Calls for more education, training as Western Australia's assisted dying law takes effect
From 1 July 2021, terminally ill Western Australians can legally access Voluntary Assisted Dying.
After an 18-month implementation period, Western Australia’s Voluntary Assisted Dying law is now in effect.
The law, which began operating on 1 July 2021, allows terminally ill adults who are suffering intolerably and whose death is imminent to seek medical assistance to end their suffering.
To access the law, an eligible person needs to make three requests for a voluntary assisted death and two doctors who have completed the relevant training must independently assess the patient's eligibility.
During the 18-month implementation period, services such as the Statewide Care Navigator Service, mandatory training for participating doctors and nurse practitioners, the Statewide Pharmacy Service and the Voluntary Assisted Dying Board were established.
Western Australia is now the second Australian state to roll out a Voluntary Assisted Dying program. In Victoria, a VAD law has been operating since June 2019. Tasmania and South Australia have also passed legislation, with their programs to come into effect in 2022, after implementation periods.
Western Australian Premier Mark McGowan said about 60 West Australians are expected to peacefully end their own lives within the next 12 months under newly implemented program.
Just eight medical practitioners have so far completed the necessary training to administer voluntary assisted dying, the government said in a statement. A further 37 GPs and nurse practitioners are undergoing the training among a total of 95 who have expressed interest.
Health Minister Roger Cook said the number of trained doctors was not a concern: "Many medical practitioners won't undertake the training until they actually have a patient in front of them seeking the information. This will continue to grow as the program starts to build."
The Western Australian parliament passed the VAD law in December 2019 after one of the biggest community consultation processes ever undertaken in WA.
At the time, opinion polls showed more then 80% public support for the right of terminally ill person, who is suffering intolerably, to seek medical assistance to hasten death. Only a small number of people are likely to use the law. In other jurisdictions with similar legislation the number of VAD deaths is around 2%.
Read the ABC story about the commencement of the Western Australian law.
Increased awareness and community conversations
There is still much work to do to get the word out to eligible Western Australians that VAD is now a legal choice, and to encourage doctors to do the VAD training.
If you’re in WA, start a discussion with your family, friends and colleagues about end of life care and planning, including voluntary assisted dying. Next time you visit your GP, ask them their stance on VAD, and ask them to consider doing the VAD training.
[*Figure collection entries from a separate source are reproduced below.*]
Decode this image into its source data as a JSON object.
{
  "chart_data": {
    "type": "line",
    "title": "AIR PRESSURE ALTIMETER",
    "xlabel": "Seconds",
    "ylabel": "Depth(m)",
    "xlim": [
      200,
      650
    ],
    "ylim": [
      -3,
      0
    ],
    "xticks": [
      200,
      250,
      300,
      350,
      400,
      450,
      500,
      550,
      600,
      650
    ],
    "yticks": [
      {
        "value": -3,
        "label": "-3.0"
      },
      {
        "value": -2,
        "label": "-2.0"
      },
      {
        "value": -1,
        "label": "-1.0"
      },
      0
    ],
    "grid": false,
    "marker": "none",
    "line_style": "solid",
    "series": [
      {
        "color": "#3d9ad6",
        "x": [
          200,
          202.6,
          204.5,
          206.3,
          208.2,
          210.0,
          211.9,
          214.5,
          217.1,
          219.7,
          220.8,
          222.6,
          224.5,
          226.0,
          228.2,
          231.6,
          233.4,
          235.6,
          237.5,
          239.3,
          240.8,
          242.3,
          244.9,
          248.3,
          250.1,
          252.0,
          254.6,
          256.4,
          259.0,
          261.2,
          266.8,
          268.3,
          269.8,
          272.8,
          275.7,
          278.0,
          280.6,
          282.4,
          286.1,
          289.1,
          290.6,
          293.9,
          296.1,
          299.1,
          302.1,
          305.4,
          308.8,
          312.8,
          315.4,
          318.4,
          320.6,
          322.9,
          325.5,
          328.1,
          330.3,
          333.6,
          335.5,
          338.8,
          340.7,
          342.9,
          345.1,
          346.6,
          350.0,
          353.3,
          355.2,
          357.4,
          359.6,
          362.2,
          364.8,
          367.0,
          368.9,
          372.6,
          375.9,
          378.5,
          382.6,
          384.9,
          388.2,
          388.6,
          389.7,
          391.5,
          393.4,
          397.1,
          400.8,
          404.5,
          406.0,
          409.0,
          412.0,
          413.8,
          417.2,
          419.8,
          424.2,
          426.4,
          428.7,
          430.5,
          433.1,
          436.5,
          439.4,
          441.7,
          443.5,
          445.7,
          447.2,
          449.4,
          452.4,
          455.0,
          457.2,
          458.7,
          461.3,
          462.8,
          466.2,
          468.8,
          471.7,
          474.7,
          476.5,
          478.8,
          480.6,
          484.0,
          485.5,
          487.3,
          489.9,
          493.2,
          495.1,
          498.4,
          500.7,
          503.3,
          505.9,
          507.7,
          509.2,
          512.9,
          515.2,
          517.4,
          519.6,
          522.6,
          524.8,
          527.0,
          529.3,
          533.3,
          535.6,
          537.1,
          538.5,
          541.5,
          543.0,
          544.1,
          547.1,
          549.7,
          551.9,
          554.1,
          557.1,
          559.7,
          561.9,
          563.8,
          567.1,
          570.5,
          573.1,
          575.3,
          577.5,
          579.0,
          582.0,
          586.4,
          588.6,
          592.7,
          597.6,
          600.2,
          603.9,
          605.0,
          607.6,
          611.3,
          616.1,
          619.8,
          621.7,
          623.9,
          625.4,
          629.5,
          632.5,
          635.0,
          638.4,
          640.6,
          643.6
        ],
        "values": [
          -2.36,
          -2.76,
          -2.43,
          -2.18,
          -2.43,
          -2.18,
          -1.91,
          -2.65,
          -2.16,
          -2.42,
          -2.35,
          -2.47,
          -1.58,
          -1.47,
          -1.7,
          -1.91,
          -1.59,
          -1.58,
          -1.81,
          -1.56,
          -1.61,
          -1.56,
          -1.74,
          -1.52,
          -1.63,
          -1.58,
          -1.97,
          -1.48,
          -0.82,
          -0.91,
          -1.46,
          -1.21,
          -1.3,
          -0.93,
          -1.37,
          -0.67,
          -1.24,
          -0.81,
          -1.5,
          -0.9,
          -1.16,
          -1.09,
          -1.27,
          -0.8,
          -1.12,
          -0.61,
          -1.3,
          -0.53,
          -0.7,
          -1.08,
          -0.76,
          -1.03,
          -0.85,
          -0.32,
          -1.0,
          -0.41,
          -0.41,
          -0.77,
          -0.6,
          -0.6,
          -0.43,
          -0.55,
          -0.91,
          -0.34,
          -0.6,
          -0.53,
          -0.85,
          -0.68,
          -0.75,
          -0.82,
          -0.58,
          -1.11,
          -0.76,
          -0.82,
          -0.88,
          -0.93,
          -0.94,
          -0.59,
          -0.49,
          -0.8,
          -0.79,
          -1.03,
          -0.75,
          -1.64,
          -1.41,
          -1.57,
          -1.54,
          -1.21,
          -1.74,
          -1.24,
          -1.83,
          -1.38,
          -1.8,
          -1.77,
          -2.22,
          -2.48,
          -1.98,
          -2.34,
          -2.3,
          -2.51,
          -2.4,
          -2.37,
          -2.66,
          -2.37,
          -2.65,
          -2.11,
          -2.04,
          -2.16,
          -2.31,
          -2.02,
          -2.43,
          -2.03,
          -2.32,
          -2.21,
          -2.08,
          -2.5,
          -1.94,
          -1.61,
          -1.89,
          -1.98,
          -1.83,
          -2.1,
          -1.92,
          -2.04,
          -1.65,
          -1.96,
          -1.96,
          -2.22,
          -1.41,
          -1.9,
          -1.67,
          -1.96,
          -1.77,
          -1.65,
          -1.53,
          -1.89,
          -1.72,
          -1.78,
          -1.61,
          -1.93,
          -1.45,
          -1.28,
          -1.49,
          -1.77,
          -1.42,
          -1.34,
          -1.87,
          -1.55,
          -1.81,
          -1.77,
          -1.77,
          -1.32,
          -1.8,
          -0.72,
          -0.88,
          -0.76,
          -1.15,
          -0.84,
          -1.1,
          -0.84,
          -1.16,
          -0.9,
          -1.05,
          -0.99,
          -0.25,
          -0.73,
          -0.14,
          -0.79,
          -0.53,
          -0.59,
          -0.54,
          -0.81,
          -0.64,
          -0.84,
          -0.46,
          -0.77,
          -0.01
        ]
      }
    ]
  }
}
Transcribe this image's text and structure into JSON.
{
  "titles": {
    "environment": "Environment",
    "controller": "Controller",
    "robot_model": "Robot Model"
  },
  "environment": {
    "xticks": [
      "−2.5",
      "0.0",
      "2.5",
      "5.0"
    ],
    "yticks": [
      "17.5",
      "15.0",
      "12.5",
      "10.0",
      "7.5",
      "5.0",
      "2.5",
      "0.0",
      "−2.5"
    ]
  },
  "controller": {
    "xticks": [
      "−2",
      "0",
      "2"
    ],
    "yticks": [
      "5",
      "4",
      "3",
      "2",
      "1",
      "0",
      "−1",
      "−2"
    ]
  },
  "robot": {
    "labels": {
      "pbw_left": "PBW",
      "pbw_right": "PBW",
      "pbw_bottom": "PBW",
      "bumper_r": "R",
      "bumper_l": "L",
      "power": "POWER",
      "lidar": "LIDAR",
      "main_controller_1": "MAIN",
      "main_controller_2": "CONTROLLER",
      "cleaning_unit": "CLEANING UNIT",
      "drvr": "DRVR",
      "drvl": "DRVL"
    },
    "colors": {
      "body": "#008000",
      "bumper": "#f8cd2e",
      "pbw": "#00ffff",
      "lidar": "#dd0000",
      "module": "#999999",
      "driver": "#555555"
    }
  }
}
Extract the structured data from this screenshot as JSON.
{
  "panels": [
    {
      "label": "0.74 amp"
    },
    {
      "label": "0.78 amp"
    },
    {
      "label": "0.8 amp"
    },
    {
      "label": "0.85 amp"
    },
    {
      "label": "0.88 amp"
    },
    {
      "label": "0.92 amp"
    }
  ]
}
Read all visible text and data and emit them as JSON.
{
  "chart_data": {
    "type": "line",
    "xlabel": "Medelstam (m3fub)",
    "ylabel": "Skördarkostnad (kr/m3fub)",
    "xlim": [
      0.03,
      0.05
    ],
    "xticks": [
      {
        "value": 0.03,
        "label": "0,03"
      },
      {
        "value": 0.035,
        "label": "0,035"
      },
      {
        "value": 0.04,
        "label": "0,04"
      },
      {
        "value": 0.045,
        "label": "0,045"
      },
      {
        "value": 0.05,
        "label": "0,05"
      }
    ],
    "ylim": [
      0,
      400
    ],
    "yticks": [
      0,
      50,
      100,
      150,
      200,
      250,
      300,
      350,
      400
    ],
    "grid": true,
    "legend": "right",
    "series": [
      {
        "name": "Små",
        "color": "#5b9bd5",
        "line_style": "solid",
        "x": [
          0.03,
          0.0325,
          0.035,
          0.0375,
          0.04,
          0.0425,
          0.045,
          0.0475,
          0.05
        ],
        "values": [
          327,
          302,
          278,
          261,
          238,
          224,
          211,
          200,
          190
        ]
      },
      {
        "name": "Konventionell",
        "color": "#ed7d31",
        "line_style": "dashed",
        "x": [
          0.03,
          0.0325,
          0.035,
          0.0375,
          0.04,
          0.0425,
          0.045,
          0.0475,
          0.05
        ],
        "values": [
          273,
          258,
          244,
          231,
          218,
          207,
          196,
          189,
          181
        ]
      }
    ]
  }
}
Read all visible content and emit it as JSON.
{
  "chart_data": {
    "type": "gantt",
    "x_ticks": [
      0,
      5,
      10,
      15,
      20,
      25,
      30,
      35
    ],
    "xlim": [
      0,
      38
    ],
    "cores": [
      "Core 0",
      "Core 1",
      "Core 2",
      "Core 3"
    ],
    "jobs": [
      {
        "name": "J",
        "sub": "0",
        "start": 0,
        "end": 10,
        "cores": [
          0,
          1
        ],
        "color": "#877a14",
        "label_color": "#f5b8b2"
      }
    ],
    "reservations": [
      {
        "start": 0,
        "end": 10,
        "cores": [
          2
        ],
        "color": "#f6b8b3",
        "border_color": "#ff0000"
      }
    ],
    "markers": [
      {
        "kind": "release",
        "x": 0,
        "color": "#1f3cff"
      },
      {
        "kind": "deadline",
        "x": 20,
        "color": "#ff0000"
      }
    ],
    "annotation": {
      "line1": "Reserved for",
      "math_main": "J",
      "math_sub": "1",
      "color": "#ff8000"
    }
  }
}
In June 2020, the Victorian VAD Review Board published ‘Important Lessons for the Community’ to mark the first year of the law’s operation in Victoria and to encourage the community to become better informed about the VAD process.
While focused on Victoria, this advice is also relevant to Western Australia.
(From the VAD Review Board Report of Operations January-June 2020 page 8)
The conversation around voluntary assisted dying is continuing to expand and more Victorians are becoming aware of the options available to them.
- Applicants must have an incurable and advanced disease, illness or medical condition that is expected to cause death within six months (or 12 months for a neurodegenerative condition). However, voluntary assisted dying is not just for people with cancer or neurodegenerative conditions. Voluntary assisted dying is applicable for any illness or disease that may be terminal.
- While the Act outlines the minimum required information related to diagnosis and prognosis, the Board encourages medical practitioners to provide adequate supporting clinical documentation as this information is incredibly useful in understanding the reasons people are requesting voluntary assisted dying.
- Some applicants may be assessed by a medical practitioner as ineligible. In this circumstance, the applicant can be assessed by the same medical practitioner at a later time or may wish to seek an opinion and assessment from a different medical practitioner.
- People are encouraged to talk to their family and doctor about their end of life preferences. Registered health practitioners are not able to initiate a discussion about voluntary assisted dying.
- Voluntary assisted dying does not appear on someone’s death certificate. The underlying disease or illness is recorded as the cause of death.
- Some applicants may require an interpreter, so planning and timely access is important.